そこでデジタル化の推進に着手し、大学の戦略的優先事項に対応した新たな事業モデルの一部として、さまざまな接続形態や参加・協力の方法を可能にする新たな先端技術を取り入れることにしたのです。
部門を横断して構成されたEYのチームは、マッコーリー大学と共同で10年間のデジタルビジョン、戦略的計画、優先事項のロードマップの策定に取り組みました。まずは想定される将来の事業環境を検討して、教育業界や他セクターの先駆者から「可能なことを実行する技術」を学び、問題点や希望、優先したい事項について教職員や学生に意見を求めました。
こちらからマッコーリー大学の最高情報責任者(CIO)Tim Hume氏のポッドキャストをお聴きいただけます。大規模な変革を進める上で鍵となる要因や課題、成功要因について、生の声をお聴きください。
大学が生き延びるために必要な速さと規模で改革を進めるには、未来のありたい姿から現在を逆算的に展望するバックキャスティング・アプローチを取る必要があります。起こり得そうな未来のシナリオを描き、それに立ち向かうのであれば、事業モデルをどのように根本的に改革して競争力を保てばいいのかを考えるのです。
鍵となる提言:
- 長期的な目的を明確に定める
その目的とは、生涯教育によるウェルビーイングの促進、世界的な課題を解決するための協働、知識の開放や研究の商業化、またはそれ以外の何かでしょうか。
- 「バックキャスティング」の思考で改革のアジェンダを設定する
10年~20年後も大学の存在価値を保ち続けるために、起こり得る未来のシナリオを考え、今やるべきことを明確にします。幅広いエコシステムと協力し、将来を見直しましょう。
- 新たな能力で新たな価値を生み出す
これからの価値は、人間を中心に据え(Humans@center)、大規模にイノベーションを推進し(Technology@speed)、迅速にテクノロジーを実用化する(Innovation@scale)ことから生まれます。こうした能力を手に入れるには、業界の外に目を向け、小売、メディア、金融サービスなど、改革を実行している他の産業のリーダー的存在を見つける必要があります。
- 3つの時間軸にわたり投資する
現在(投資率50%):中核事業を強化する。次の未来(投資率40%):新規ビジネスモデルを構築する。さらにその先の未来(投資率10%):改革のための大勝負に出る。
その未来はあなたが考えるよりも近くまで来ています。重要な存在であり続けるためには、大学は自己改革を行わなければなりません。手遅れにならないよう、今すぐ変わり始める必要があります。

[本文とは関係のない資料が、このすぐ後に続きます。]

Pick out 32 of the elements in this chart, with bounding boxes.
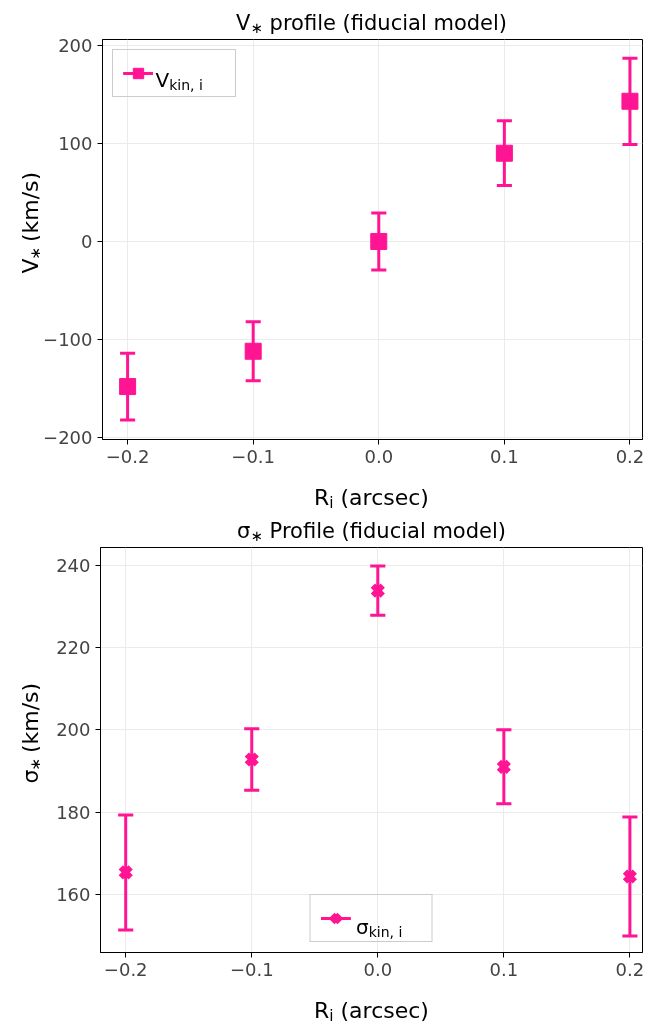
point: [369, 582, 386, 599]
x-tick-label: 0.2: [615, 958, 645, 980]
y-tick-label: 100: [58, 132, 93, 154]
x-tick-label: −0.2: [105, 445, 150, 467]
y-tick-label: −100: [43, 329, 93, 350]
y-tick-label: −200: [43, 427, 93, 449]
point: [495, 758, 512, 775]
x-tick-label: 0.1: [490, 445, 519, 467]
x-tick-label: −0.2: [103, 958, 148, 980]
y-tick-label: 200: [56, 719, 91, 741]
point: [621, 92, 639, 110]
point: [243, 751, 260, 768]
y-tick-label: 200: [58, 34, 93, 56]
point: [621, 868, 638, 885]
x-tick-label: −0.1: [231, 445, 276, 467]
y-tick-label: 220: [56, 637, 91, 659]
point: [117, 864, 134, 881]
x-tick-label: 0.2: [615, 445, 645, 467]
point: [370, 232, 388, 250]
y-tick-label: 0: [81, 230, 93, 252]
point: [495, 144, 513, 162]
x-tick-label: 0.0: [364, 445, 394, 467]
y-tick-label: 160: [56, 883, 91, 905]
point: [244, 342, 262, 360]
chart-title: σ∗ Profile (fiducial model): [237, 518, 506, 545]
x-tick-label: 0.1: [489, 958, 519, 980]
x-tick-label: −0.1: [229, 958, 274, 980]
y-tick-label: 240: [56, 555, 91, 577]
point: [119, 378, 137, 396]
chart-title: V∗ profile (fiducial model): [236, 10, 508, 37]
y-tick-label: 180: [56, 801, 91, 823]
x-tick-label: 0.0: [363, 958, 393, 980]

私たちの生活の質は、過去の世代の研究と学習のたまものです。歴史上の今この瞬間に、人類と地球に将来必要となる技術・科学・文化の進歩を実現するため、教育研究機関は何を求められているのでしょうか。
サマリー
大学は、学位とマイクロクレデンシャル、知力と仕事に直結するスキル、同期型と非同期型の学習に、オンラインやハイブリッドでの提供モデルを通じて対応し、未来に向けて改革を始めなければなりません。シナリオプランニングはバックキャスティング・アプローチの土台となり、高等教育の新時代のビジョンを描く上で役立つでしょう。